Cuando Dios se declara a sí mismo como nuestro Sanador utiliza una palabra que significa: "Aquel que con pequeñas y finísimas puntadas restaura una tela hecha jirones". 

Nuestro Señor miró el mundo hecho jirones y supo que Él era el único capaz de remendarlo. Inició un proyecto de Salvación, que tardaría muchas generaciones en terminarse, en el que participarían muchos, pero ninguno más que Él, pagando el precio más alto de todos.  

Crear el universo y todo lo que existe le tomó siete días; en cambio este Gran bordado de salvación se extiende a través de milenios. 

La primera mención de lo que había pensado hacer está en Génesis, “Pondré enemistad entre tú y la mujer, y entre tu simiente y la simiente suya; ésta te herirá en la cabeza, y tú le herirás en el calcañar”. En el mismo momento en que el pecado desgarró a la humanidad y al mundo con ella, nuestro Señor ideó un plan.  

El primero al que le reveló lo que quería hacer era a Abraham, su amigo. “Haré de ti una nación grande”, le prometió “y te bendeciré, y engrandeceré tu nombre, y serás bendición. Bendeciré a los que te bendijeren, y a los que te maldijeren maldeciré; y serán benditas en ti todas las familias de la tierra”. 

Dios le entregó a Abraham en ese momento, como hizo mi abuelita en la antigua caja labrada aquella Navidad, todo lo que se iba a necesitar para hilar su Salvación. Abraham le creyó a Dios, nos dice la Escritura, y en obediencia empezó a hilar con el Señor las primeras puntadas de este proyecto, pero jamás le fue posible entender la magnitud de lo que Dios había iniciado con él.  

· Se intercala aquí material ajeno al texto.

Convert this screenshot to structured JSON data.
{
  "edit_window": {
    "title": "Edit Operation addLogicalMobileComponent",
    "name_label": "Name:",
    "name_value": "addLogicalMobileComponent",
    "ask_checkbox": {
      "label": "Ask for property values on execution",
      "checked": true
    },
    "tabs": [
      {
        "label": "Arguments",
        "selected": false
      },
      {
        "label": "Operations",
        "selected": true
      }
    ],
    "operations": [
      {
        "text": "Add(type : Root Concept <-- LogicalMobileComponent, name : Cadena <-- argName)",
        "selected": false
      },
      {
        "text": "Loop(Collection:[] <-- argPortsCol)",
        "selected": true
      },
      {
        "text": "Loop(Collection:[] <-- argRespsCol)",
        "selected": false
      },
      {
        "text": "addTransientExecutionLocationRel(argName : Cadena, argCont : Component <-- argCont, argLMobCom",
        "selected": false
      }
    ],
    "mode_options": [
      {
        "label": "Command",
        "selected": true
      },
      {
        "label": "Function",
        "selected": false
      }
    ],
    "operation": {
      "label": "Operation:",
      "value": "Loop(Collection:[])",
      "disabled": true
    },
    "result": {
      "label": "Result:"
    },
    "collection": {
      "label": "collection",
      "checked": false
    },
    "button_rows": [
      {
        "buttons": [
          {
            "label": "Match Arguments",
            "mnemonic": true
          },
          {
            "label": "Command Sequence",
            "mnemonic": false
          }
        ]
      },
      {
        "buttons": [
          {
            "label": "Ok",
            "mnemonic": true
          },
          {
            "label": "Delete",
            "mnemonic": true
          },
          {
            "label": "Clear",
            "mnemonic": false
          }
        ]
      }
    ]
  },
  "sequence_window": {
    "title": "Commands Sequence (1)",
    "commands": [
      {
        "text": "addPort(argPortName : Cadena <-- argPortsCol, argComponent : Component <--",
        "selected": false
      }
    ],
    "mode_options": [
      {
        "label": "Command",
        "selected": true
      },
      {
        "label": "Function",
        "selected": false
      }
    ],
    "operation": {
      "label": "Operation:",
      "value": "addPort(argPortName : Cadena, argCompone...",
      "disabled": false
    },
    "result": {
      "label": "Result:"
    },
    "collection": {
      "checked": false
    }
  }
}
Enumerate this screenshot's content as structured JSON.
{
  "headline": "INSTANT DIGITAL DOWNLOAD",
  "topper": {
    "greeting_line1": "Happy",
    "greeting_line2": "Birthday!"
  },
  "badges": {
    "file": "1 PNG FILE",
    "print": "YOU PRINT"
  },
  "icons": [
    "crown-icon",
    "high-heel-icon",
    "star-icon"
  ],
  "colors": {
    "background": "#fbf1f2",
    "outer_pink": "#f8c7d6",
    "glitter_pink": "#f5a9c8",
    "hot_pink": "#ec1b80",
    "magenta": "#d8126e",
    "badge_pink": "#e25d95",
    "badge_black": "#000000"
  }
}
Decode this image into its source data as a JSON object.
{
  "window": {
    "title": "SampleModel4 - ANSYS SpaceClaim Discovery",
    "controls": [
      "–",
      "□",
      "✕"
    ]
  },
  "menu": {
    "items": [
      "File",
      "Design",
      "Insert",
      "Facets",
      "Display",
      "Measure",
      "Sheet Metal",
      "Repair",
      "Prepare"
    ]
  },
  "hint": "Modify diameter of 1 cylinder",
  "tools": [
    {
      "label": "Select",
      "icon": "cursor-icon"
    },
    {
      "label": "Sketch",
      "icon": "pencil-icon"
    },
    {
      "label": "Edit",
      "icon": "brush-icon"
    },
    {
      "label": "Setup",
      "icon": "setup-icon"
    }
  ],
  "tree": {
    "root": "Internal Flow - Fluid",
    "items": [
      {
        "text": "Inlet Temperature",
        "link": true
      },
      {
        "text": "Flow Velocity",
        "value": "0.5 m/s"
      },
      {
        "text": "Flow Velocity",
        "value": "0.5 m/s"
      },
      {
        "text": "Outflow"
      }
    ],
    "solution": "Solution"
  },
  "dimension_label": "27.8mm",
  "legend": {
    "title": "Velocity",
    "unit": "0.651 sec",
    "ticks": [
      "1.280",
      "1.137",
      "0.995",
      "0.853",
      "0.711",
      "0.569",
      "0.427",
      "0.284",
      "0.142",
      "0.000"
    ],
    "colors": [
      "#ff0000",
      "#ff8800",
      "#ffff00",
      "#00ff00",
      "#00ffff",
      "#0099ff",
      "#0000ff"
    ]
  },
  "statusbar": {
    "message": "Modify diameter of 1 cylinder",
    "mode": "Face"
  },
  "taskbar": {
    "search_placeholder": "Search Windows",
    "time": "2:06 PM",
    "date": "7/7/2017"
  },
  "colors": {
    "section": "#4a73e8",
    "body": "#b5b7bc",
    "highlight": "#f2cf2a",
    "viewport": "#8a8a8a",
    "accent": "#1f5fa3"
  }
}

A lo largo de los siglos aquella caja fue pasada de generación en generación y a través de los fieles, nuestro Señor fue tejiendo su Gran Bordado. Participaron Moisés, Josué, David, Salomón, los jueces y los profetas, por mencionar algunos. También mujeres como Rut, Débora y María. Algunos fallaron, pero el Señor ha ido pacientemente remendando, sanando cada puntada y colocándola en su lugar correcto. 

Muchas generaciones y naciones contribuyeron, pero la obra siempre perteneció al Señor y nadie hizo más que Él. En la persona de Jesucristo, su venida a la tierra, su muerte y resurrección, Dios imprimió su obra de Salvación sobre el tejido de las edades de tal manera que es la figura central. Todo señala hacia Él, y sin Él lo demás no tiene sentido. 

Ahora el Señor nos sigue invitando a participar en la tarea, tejiendo pacientemente en el tramo que nos toca. Él sigue trabajando sin cansarse, día a día, entrelazando al lado de nosotros, mostrándonos el camino, paciente y amorosamente corrigiendo nuestros errores.  

La Escritura nos dice en el libro de Hebreos que tenemos a nuestro alrededor una gran nube de testigos, aquellos que ya han bordado su parte y ahora ven cómo completamos la nuestra. Estos testigos no recibieron lo prometido sino que esperan para que todos celebremos juntos cuando el último hilo sea puesto en su lugar.  

La obra primorosa de mi abuelita creada a través de varias generaciones es una herencia para mi familia que no tiene precio. ¡Cuánto más preciosa es la Obra Maestra de Redención de nuestro Señor para darnos Vida Eterna!